LGBTI rights in Indonesia are coming under sustained pressure © Imran Uppal

‘Ambiguously worded laws on pornography are being exploited to deliberately target LGBTI people’ - Josef Benedict

In response to the news that 141 men in the Indonesian capital Jakarta have been arrested after attending what police described as a “gay sex party”, Josef Benedict, Amnesty International’s Deputy Director of Campaigns, said:

“These arrests are further evidence of the increasingly hostile environment faced by the LGBTI community in Indonesia.

“This situation has been fuelled over the past year by a series of reckless, inflammatory and inaccurate statements made by public officials, apparently under the guise of ‘defending public morality’.

“With the exception of Aceh province, there is no law against same-sex relationships in Indonesia.
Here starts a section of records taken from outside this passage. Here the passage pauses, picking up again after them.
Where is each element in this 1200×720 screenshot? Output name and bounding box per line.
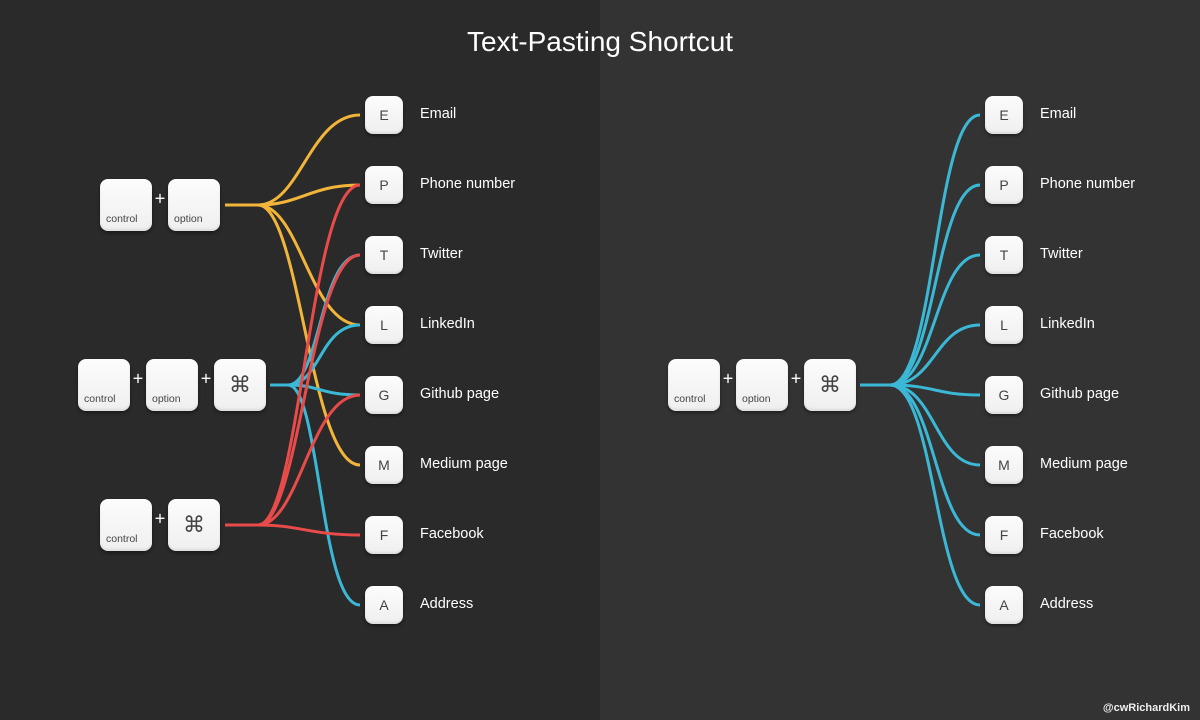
key-cmd: ⌘ bbox=[804, 359, 856, 411]
letter: E bbox=[999, 107, 1008, 123]
key-control: control bbox=[100, 179, 152, 231]
key-control: control bbox=[100, 499, 152, 551]
target-label-phone: Phone number bbox=[1040, 176, 1135, 192]
credit-handle: @cwRichardKim bbox=[1103, 702, 1190, 714]
target-label-medium: Medium page bbox=[420, 456, 508, 472]
key-letter-g: G bbox=[365, 376, 403, 414]
target-label-twitter: Twitter bbox=[1040, 246, 1083, 262]
target-label-twitter: Twitter bbox=[420, 246, 463, 262]
target-label-address: Address bbox=[420, 596, 473, 612]
key-letter-l: L bbox=[985, 306, 1023, 344]
key-letter-l: L bbox=[365, 306, 403, 344]
key-option: option bbox=[736, 359, 788, 411]
key-label: control bbox=[106, 213, 138, 225]
letter: A bbox=[379, 597, 388, 613]
key-letter-m: M bbox=[985, 446, 1023, 484]
cmd-icon: ⌘ bbox=[183, 512, 205, 538]
target-label-phone: Phone number bbox=[420, 176, 515, 192]
target-label-github: Github page bbox=[1040, 386, 1119, 402]
target-label-email: Email bbox=[420, 106, 456, 122]
key-letter-g: G bbox=[985, 376, 1023, 414]
plus-icon: + bbox=[155, 189, 166, 210]
plus-icon: + bbox=[201, 369, 212, 390]
plus-icon: + bbox=[723, 369, 734, 390]
target-label-facebook: Facebook bbox=[1040, 526, 1104, 542]
key-option: option bbox=[146, 359, 198, 411]
target-label-linkedin: LinkedIn bbox=[1040, 316, 1095, 332]
letter: A bbox=[999, 597, 1008, 613]
key-letter-p: P bbox=[365, 166, 403, 204]
letter: F bbox=[380, 527, 389, 543]
key-control: control bbox=[78, 359, 130, 411]
key-letter-f: F bbox=[985, 516, 1023, 554]
key-letter-t: T bbox=[985, 236, 1023, 274]
key-letter-e: E bbox=[985, 96, 1023, 134]
target-label-linkedin: LinkedIn bbox=[420, 316, 475, 332]
target-label-address: Address bbox=[1040, 596, 1093, 612]
letter: G bbox=[379, 387, 390, 403]
letter: G bbox=[999, 387, 1010, 403]
key-label: option bbox=[174, 213, 203, 225]
key-label: option bbox=[152, 393, 181, 405]
key-letter-f: F bbox=[365, 516, 403, 554]
key-letter-p: P bbox=[985, 166, 1023, 204]
target-label-medium: Medium page bbox=[1040, 456, 1128, 472]
letter: P bbox=[999, 177, 1008, 193]
key-label: control bbox=[84, 393, 116, 405]
letter: F bbox=[1000, 527, 1009, 543]
key-label: control bbox=[106, 533, 138, 545]
plus-icon: + bbox=[133, 369, 144, 390]
key-cmd: ⌘ bbox=[214, 359, 266, 411]
letter: M bbox=[998, 457, 1010, 473]
letter: E bbox=[379, 107, 388, 123]
target-label-github: Github page bbox=[420, 386, 499, 402]
key-letter-a: A bbox=[985, 586, 1023, 624]
key-letter-m: M bbox=[365, 446, 403, 484]
letter: L bbox=[1000, 317, 1008, 333]
page-title: Text-Pasting Shortcut bbox=[0, 26, 1200, 58]
target-label-facebook: Facebook bbox=[420, 526, 484, 542]
letter: T bbox=[1000, 247, 1009, 263]
letter: T bbox=[380, 247, 389, 263]
key-control: control bbox=[668, 359, 720, 411]
cmd-icon: ⌘ bbox=[229, 372, 251, 398]
cmd-icon: ⌘ bbox=[819, 372, 841, 398]
key-label: control bbox=[674, 393, 706, 405]
key-label: option bbox=[742, 393, 771, 405]
letter: M bbox=[378, 457, 390, 473]
letter: P bbox=[379, 177, 388, 193]
letter: L bbox=[380, 317, 388, 333]
key-cmd: ⌘ bbox=[168, 499, 220, 551]
key-option: option bbox=[168, 179, 220, 231]
key-letter-t: T bbox=[365, 236, 403, 274]
key-letter-a: A bbox=[365, 586, 403, 624]
plus-icon: + bbox=[155, 509, 166, 530]
target-label-email: Email bbox=[1040, 106, 1076, 122]
plus-icon: + bbox=[791, 369, 802, 390]
key-letter-e: E bbox=[365, 96, 403, 134]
Ambiguously worded laws on pornography are being exploited to deliberately target LGBTI people, denying them the basic right to privacy and the right to enter into consensual relationships. 

“As well as dropping the absurd charges against the individuals involved in this incident, the Indonesian government must revise its pornography laws so that they cannot be misused in this way. 

“Rather than peddling blatantly homophobic rhetoric, the authorities should focus their efforts on creating a safer, inclusive environment for the LGBTI community in the long term.”